Lo interesante del estudio es que sobre estas redes de ordenadores «en poder de los malos» se suele hablar muchas veces con poco conocimiento de causa, simplemente aportando cifras grandilocuentes. El estudio en cuestión[PDF], que es largo pero interesante, arroja información de primera mano y realista. Lo que más interesante me ha parecido os lo comento a continuación. Quiero indicar que aunque no sepa mucho de seguridad de ordenadores (uso Windows XP, imaginad) tengo mis nociones y si hablo en un lenguaje poco formal es por mi interés en que me entienda hasta mi madre. Creo que es posible.

I

El análisis parte de la evolución de los virus. Primero los virus eran prácticamente bromazos que causaban molestias, pero hoy en día un virus se convierte en una herramienta del mal. Los objetivos de los virus actuales no son cambiarte el fondo de pantalla por un falo de aspecto llamativo, ni llenarte el escritorio de ovejitas que se comen la pantalla, ni borrarte ficheros porque sí. Los virus potentes que se consiguen desarrollar con mucho esfuerzo lo que buscan es incrustarse en tu ordenador y obtener información relevante sobre ti.

¿Qué le puede interesar a un pirata informático de Rumanía sobre alguien tan aburrido como tú? Quizás por orden:

  • Tus números de tarjeta de crédito, con código de seguridad y fecha de caducidad.
  • Tus datos de acceso a tu banco online, con las contraseñas necesarias para realizar transferencias a cuentas…en Rumanía.
  • Tu usuario y contraseña de correo electrónico. Para poder curiosear, chantajear o simplemente enviar spam con tu cuenta.
  • Tus usuarios y contraseñas de diversos servicios online, como las redes sociales (Facebook), messenger, Flickr, foros, pornografía de pago, etc.
  • Los contactos de tu cuenta de correo, siempre es bueno tener listas de correos electrónicos, por si necesitas enviar información médica a más personas.
  • Tus costumbres en la navegación por Internet, algo que pocos saben y tiene valor para estudios de mercado y comportamiento.

Una pieza importante que no se refiere a ti es la ventaja de tener otra conexión a Internet (la tuya) que se puede usar cuando, por ejemplo, te apetece acceder a una determinada página de Internet. Si miles de personas acceden al mismo tiempo, la página «se rompe» y deja de admitir nuevas conexiones. Esto es algo que hace daño a otros, los dueños de estas páginas. Tú sólo te conviertes en un colaborador involuntario de estas acciones.

Los virus entonces llegan a tu ordenador por los métodos habituales (los clicks que no quieres reconocer que hiciste en páginas que no quieres reconocer que visitas).

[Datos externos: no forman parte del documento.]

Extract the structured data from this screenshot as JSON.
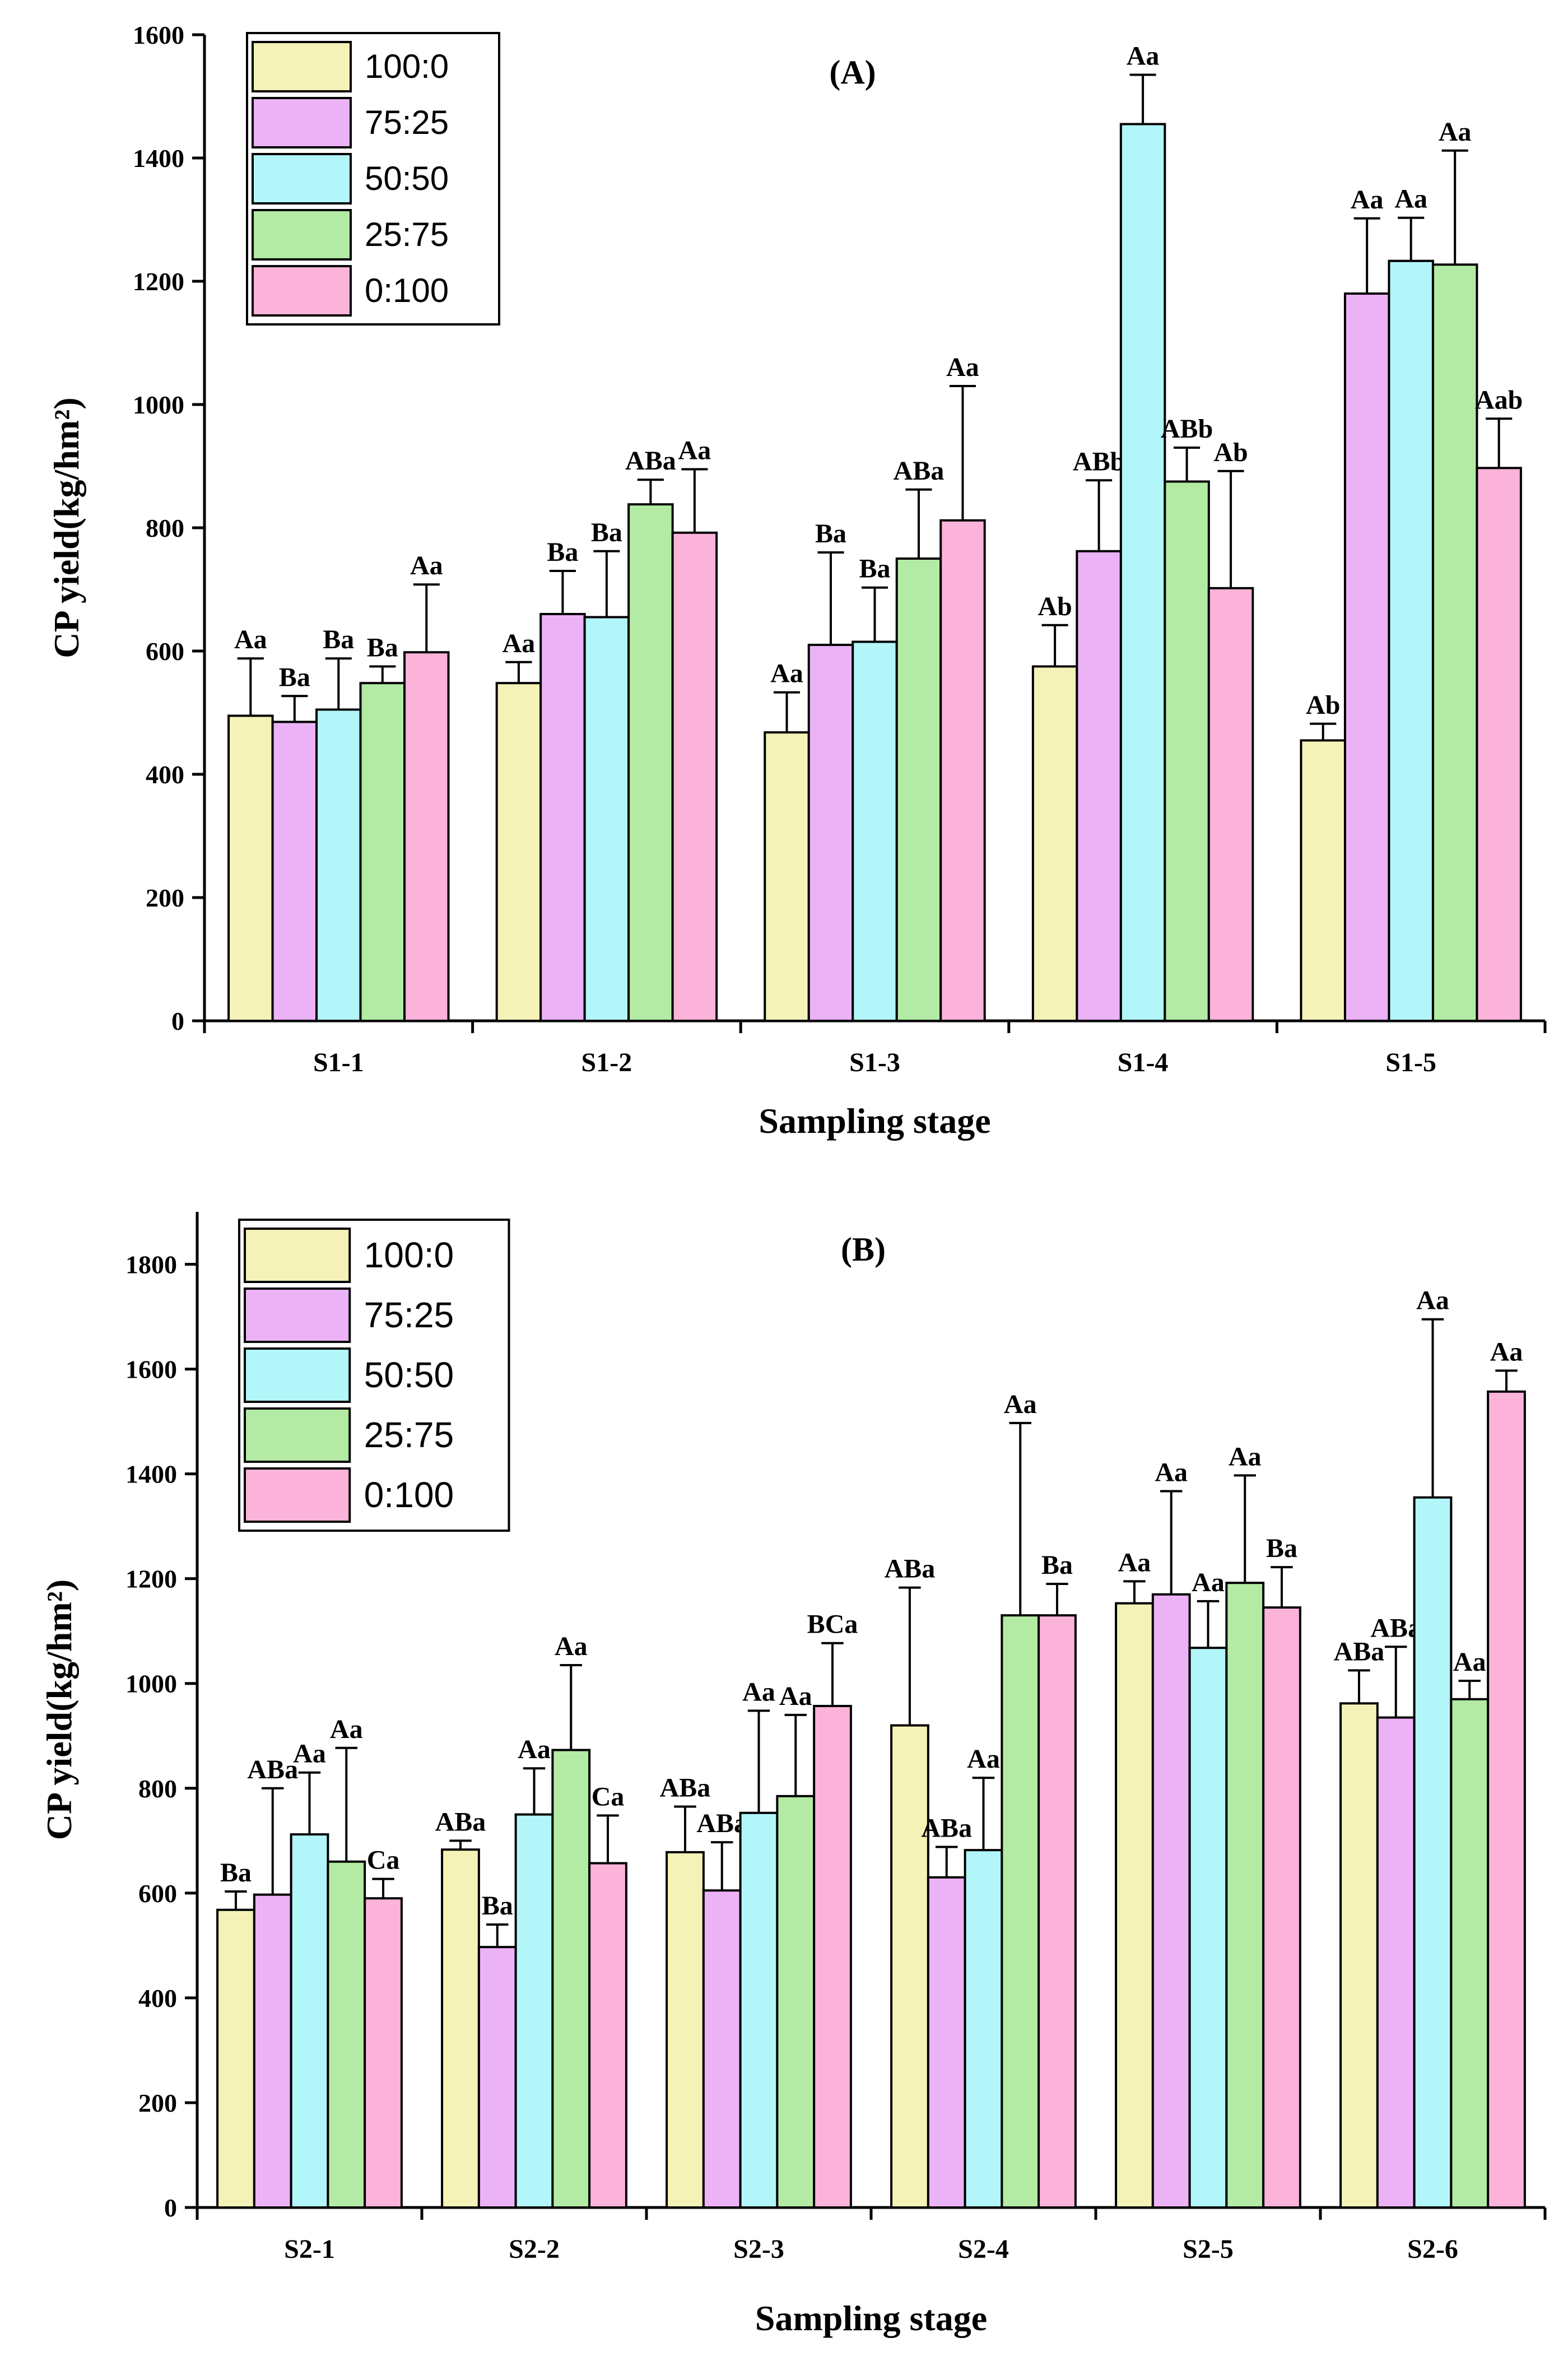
{
  "chart_data": [
    {
      "type": "bar",
      "title": "(A)",
      "x_label": "Sampling stage",
      "y_label": "CP yield(kg/hm²)",
      "categories": [
        "S1-1",
        "S1-2",
        "S1-3",
        "S1-4",
        "S1-5"
      ],
      "ylim": [
        0,
        1600
      ],
      "yticks": [
        0,
        200,
        400,
        600,
        800,
        1000,
        1200,
        1400,
        1600
      ],
      "legend": "top-left",
      "series": [
        {
          "name": "100:0",
          "color": "#f5f2b8",
          "values": [
            495,
            548,
            468,
            575,
            455
          ],
          "errors": [
            93,
            34,
            65,
            67,
            27
          ],
          "letters": [
            "Aa",
            "Aa",
            "Aa",
            "Ab",
            "Ab"
          ]
        },
        {
          "name": "75:25",
          "color": "#ecb2f6",
          "values": [
            485,
            660,
            610,
            762,
            1180
          ],
          "errors": [
            42,
            70,
            150,
            115,
            122
          ],
          "letters": [
            "Ba",
            "Ba",
            "Ba",
            "ABb",
            "Aa"
          ]
        },
        {
          "name": "50:50",
          "color": "#b2f6fa",
          "values": [
            505,
            655,
            615,
            1455,
            1233
          ],
          "errors": [
            83,
            107,
            88,
            80,
            70
          ],
          "letters": [
            "Ba",
            "Ba",
            "Ba",
            "Aa",
            "Aa"
          ]
        },
        {
          "name": "25:75",
          "color": "#b3eba4",
          "values": [
            548,
            838,
            750,
            875,
            1227
          ],
          "errors": [
            27,
            40,
            112,
            55,
            185
          ],
          "letters": [
            "Ba",
            "ABa",
            "ABa",
            "ABb",
            "Aa"
          ]
        },
        {
          "name": "0:100",
          "color": "#fbb3da",
          "values": [
            598,
            792,
            812,
            702,
            897
          ],
          "errors": [
            110,
            103,
            218,
            190,
            80
          ],
          "letters": [
            "Aa",
            "Aa",
            "Aa",
            "Ab",
            "Aab"
          ]
        }
      ]
    },
    {
      "type": "bar",
      "title": "(B)",
      "x_label": "Sampling stage",
      "y_label": "CP yield(kg/hm²)",
      "categories": [
        "S2-1",
        "S2-2",
        "S2-3",
        "S2-4",
        "S2-5",
        "S2-6"
      ],
      "ylim": [
        0,
        1900
      ],
      "yticks": [
        0,
        200,
        400,
        600,
        800,
        1000,
        1200,
        1400,
        1600,
        1800
      ],
      "legend": "top-left",
      "series": [
        {
          "name": "100:0",
          "color": "#f5f2b8",
          "values": [
            568,
            683,
            678,
            920,
            1153,
            962
          ],
          "errors": [
            35,
            17,
            87,
            263,
            42,
            63
          ],
          "letters": [
            "Ba",
            "ABa",
            "ABa",
            "ABa",
            "Aa",
            "ABa"
          ]
        },
        {
          "name": "75:25",
          "color": "#ecb2f6",
          "values": [
            597,
            497,
            605,
            630,
            1170,
            935
          ],
          "errors": [
            203,
            43,
            92,
            58,
            197,
            135
          ],
          "letters": [
            "ABa",
            "Ba",
            "ABa",
            "ABa",
            "Aa",
            "ABa"
          ]
        },
        {
          "name": "50:50",
          "color": "#b2f6fa",
          "values": [
            712,
            750,
            753,
            682,
            1068,
            1355
          ],
          "errors": [
            118,
            88,
            195,
            138,
            89,
            340
          ],
          "letters": [
            "Aa",
            "Aa",
            "Aa",
            "Aa",
            "Aa",
            "Aa"
          ]
        },
        {
          "name": "25:75",
          "color": "#b3eba4",
          "values": [
            660,
            873,
            785,
            1130,
            1192,
            970
          ],
          "errors": [
            217,
            162,
            155,
            367,
            205,
            35
          ],
          "letters": [
            "Aa",
            "Aa",
            "Aa",
            "Aa",
            "Aa",
            "Aa"
          ]
        },
        {
          "name": "0:100",
          "color": "#fbb3da",
          "values": [
            590,
            657,
            957,
            1130,
            1145,
            1557
          ],
          "errors": [
            37,
            91,
            120,
            60,
            77,
            40
          ],
          "letters": [
            "Ca",
            "Ca",
            "BCa",
            "Ba",
            "Ba",
            "Aa"
          ]
        }
      ]
    }
  ]
}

Un mal antivirus, o una versión desactualizada de Sistema Operativo (Windows) o un poco de todo y el virus forma parte de tu vida diaria. Ni siquiera tienes que darte cuenta de que está ahí.

Pero si sospechas «a lo mejor tengo un virus» no tienes que comportarte de forma pasiva. Porque ese «a lo mejor» significa: «a lo mejor, cada vez que meto usuario y contraseña en mi ordenador alguien captura esa información y la guarda, y quién sabe a cuánta gente se la pasa.»

II

El problema para los malos de la película es el envío de la información. Tú tienes, al igual que otros miles de personas, un ordenador infectado. Pero si ellos copiaran la información de tu equipo, de alguna forma, a la máquina de internet «http://asinorum.com», tarde o temprano alguno de los investigadores de los virus e infecciones informáticas se daría cuenta. Tomaría las páginas amarillas de Internet y preguntaría por los dueños de esa máquina, que obviamente está acumulando información privada. Y con policía o sin ella, detendría o cerraría dicha página.

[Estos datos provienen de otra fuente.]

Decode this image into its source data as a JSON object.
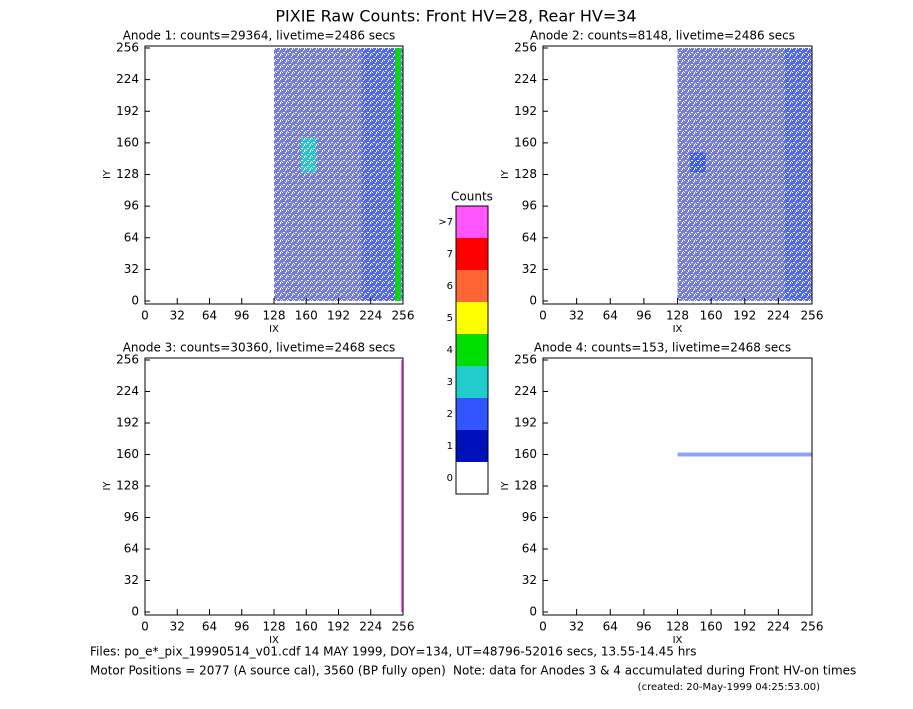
{
  "title": "PIXIE Raw Counts:  Front HV=28, Rear HV=34",
  "chart_data": [
    {
      "type": "heatmap",
      "title": "Anode 1: counts=29364, livetime=2486 secs",
      "xlabel": "IX",
      "ylabel": "IY",
      "xlim": [
        0,
        256
      ],
      "ylim": [
        0,
        256
      ],
      "xticks": [
        0,
        32,
        64,
        96,
        128,
        160,
        192,
        224,
        256
      ],
      "yticks": [
        0,
        32,
        64,
        96,
        128,
        160,
        192,
        224,
        256
      ],
      "regions": [
        {
          "x": [
            128,
            256
          ],
          "y": [
            0,
            256
          ],
          "level": 1
        },
        {
          "x": [
            215,
            250
          ],
          "y": [
            0,
            256
          ],
          "level": 2
        },
        {
          "x": [
            155,
            170
          ],
          "y": [
            130,
            165
          ],
          "level": 3
        },
        {
          "x": [
            248,
            254
          ],
          "y": [
            0,
            256
          ],
          "level": 4
        }
      ]
    },
    {
      "type": "heatmap",
      "title": "Anode 2: counts=8148, livetime=2486 secs",
      "xlabel": "IX",
      "ylabel": "IY",
      "xlim": [
        0,
        256
      ],
      "ylim": [
        0,
        256
      ],
      "xticks": [
        0,
        32,
        64,
        96,
        128,
        160,
        192,
        224,
        256
      ],
      "yticks": [
        0,
        32,
        64,
        96,
        128,
        160,
        192,
        224,
        256
      ],
      "regions": [
        {
          "x": [
            128,
            256
          ],
          "y": [
            0,
            256
          ],
          "level": 1
        },
        {
          "x": [
            230,
            254
          ],
          "y": [
            0,
            256
          ],
          "level": 2
        },
        {
          "x": [
            140,
            155
          ],
          "y": [
            130,
            150
          ],
          "level": 2
        }
      ]
    },
    {
      "type": "heatmap",
      "title": "Anode 3: counts=30360, livetime=2468 secs",
      "xlabel": "IX",
      "ylabel": "IY",
      "xlim": [
        0,
        256
      ],
      "ylim": [
        0,
        256
      ],
      "xticks": [
        0,
        32,
        64,
        96,
        128,
        160,
        192,
        224,
        256
      ],
      "yticks": [
        0,
        32,
        64,
        96,
        128,
        160,
        192,
        224,
        256
      ],
      "regions": [
        {
          "x": [
            254,
            256
          ],
          "y": [
            0,
            256
          ],
          "level": 8
        }
      ]
    },
    {
      "type": "heatmap",
      "title": "Anode 4: counts=153, livetime=2468 secs",
      "xlabel": "IX",
      "ylabel": "IY",
      "xlim": [
        0,
        256
      ],
      "ylim": [
        0,
        256
      ],
      "xticks": [
        0,
        32,
        64,
        96,
        128,
        160,
        192,
        224,
        256
      ],
      "yticks": [
        0,
        32,
        64,
        96,
        128,
        160,
        192,
        224,
        256
      ],
      "regions": [
        {
          "x": [
            128,
            256
          ],
          "y": [
            158,
            162
          ],
          "level": 2
        }
      ]
    }
  ],
  "colorbar": {
    "title": "Counts",
    "ticks": [
      0,
      1,
      2,
      3,
      4,
      5,
      6,
      7,
      {
        "value": 8,
        "label": ">7"
      }
    ],
    "colors": [
      "#ffffff",
      "#0011bb",
      "#3355ff",
      "#22cccc",
      "#00dd00",
      "#ffff00",
      "#ff6633",
      "#ff0000",
      "#ff55ff"
    ]
  },
  "footer": {
    "files": "Files: po_e*_pix_19990514_v01.cdf    14 MAY 1999, DOY=134, UT=48796-52016 secs, 13.55-14.45 hrs",
    "motor": "Motor Positions = 2077 (A source cal), 3560 (BP fully open)",
    "note": "Note: data for Anodes 3 & 4 accumulated during Front HV-on times",
    "created": "(created: 20-May-1999 04:25:53.00)"
  }
}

Y aunque sea tremendamente complicado diseñar virus eficaces y realizar comunicaciones encriptadas impecables a espaldas de los usuarios infectados, todo el problema se centra en conseguir enviar esa información a un ordenador central que capture todo para luego procesarlo y robar o vender dicha información.

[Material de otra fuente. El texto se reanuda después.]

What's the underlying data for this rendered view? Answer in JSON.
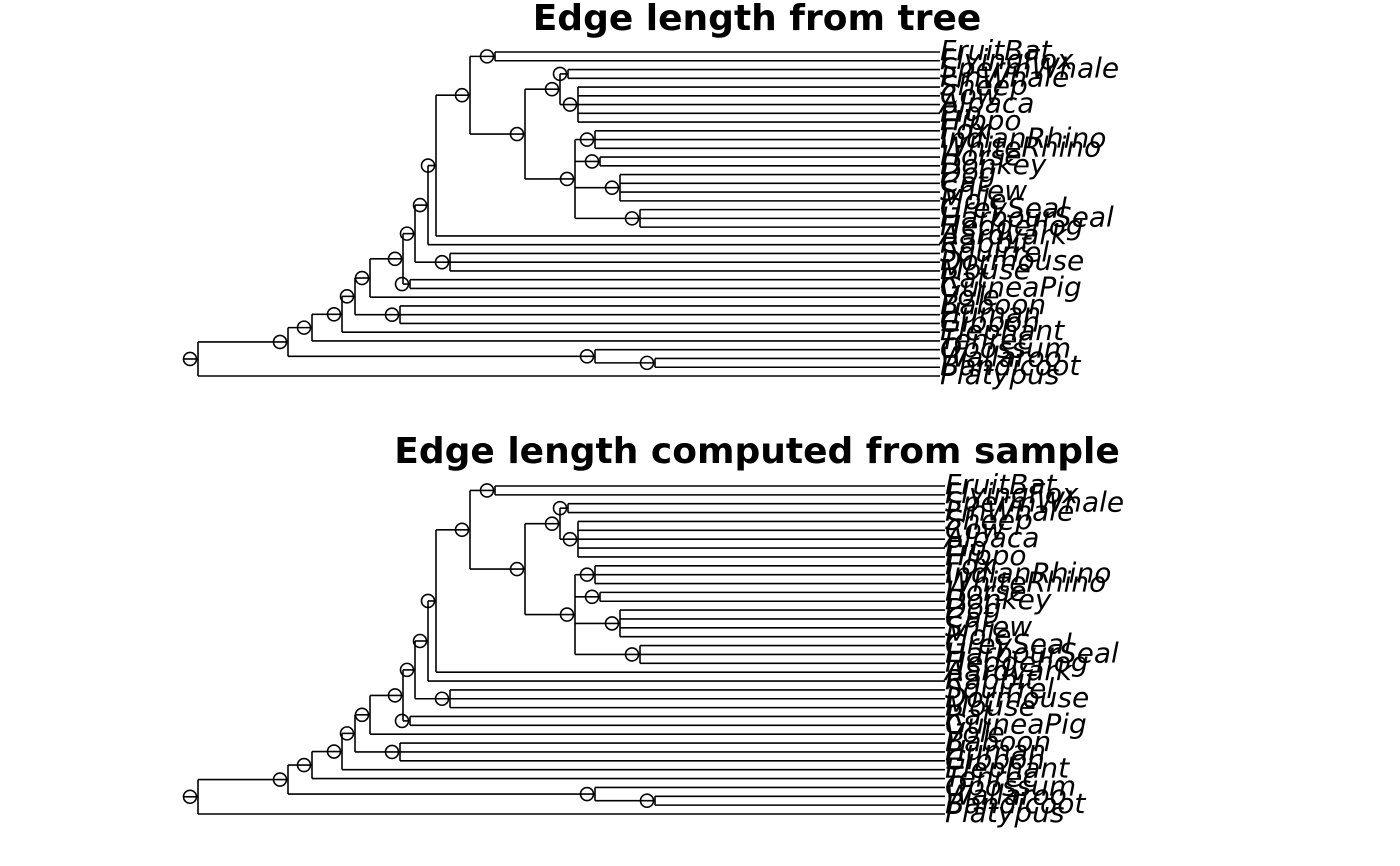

Como ya he dicho, no tiene ningún sentido emplear una máquina concreta, o una lista de ellas, porque tarde o temprano serían descubiertas, cerradas y quizás sus dueños encarcelados. La solución empleada es muy original. En lugar de crear una dirección de Internet concreta, se crean direcciones de una lista, que cambian periódicamente. Es lo que en el estudio denominan Domain Flux.

El método recuerda al de los espías de la Guerra Fría. Tienes el ordenador infectado y la información importante guardada. Sólo te falta enviarla a un lugar seguro. En lugar de quedar siempre en el bar Avenida, tienes una lista de 20 bares. Vas al primero de la lista y le dices al dueño una frase en clave. Si te responde bien, quiere decir que es de los nuestros y le damos el paquete.

Puede pasar que la policía haya cerrado este bar, o que haya puesto a alguien «de los buenos». En ambos casos, tú no conseguirás respuesta correcta y te puedes marchar al siguiente bar de la lista. Así hasta que encuentres uno «de los malos».

Lo que antes se realizaba con 20 bares, hoy en día se hace con millones de direcciones web. El objetivo es hacer imposible por la policía el cerrarlas todas y al final no sabes de todas esas direcciones, cuáles están controladas por los malos y cuales no. En el ejemplo que cuentan en el estudio, el sistema creaba una lista semanal de unos 2.000 dominios web de conexión posibles. Una lista distinta cada semana.

El método es muy eficaz para evitar se descubierto por la policía, pero tiene un defecto. Los malos no poseen todos los dominios web. Su forma de trabajar es la siguiente:

¿En qué semana estamos? En la 22.
¿Para esta semana qué lista de dominios hay? Pues esta lista de 2.000 dominios.
¿Está registrado el primero? Sí
¿Está registrado el segundo? Sí

¿Está registrado el quinientos siete? No. Pues lo registro yo y espero a que me lleguen los paquetitos.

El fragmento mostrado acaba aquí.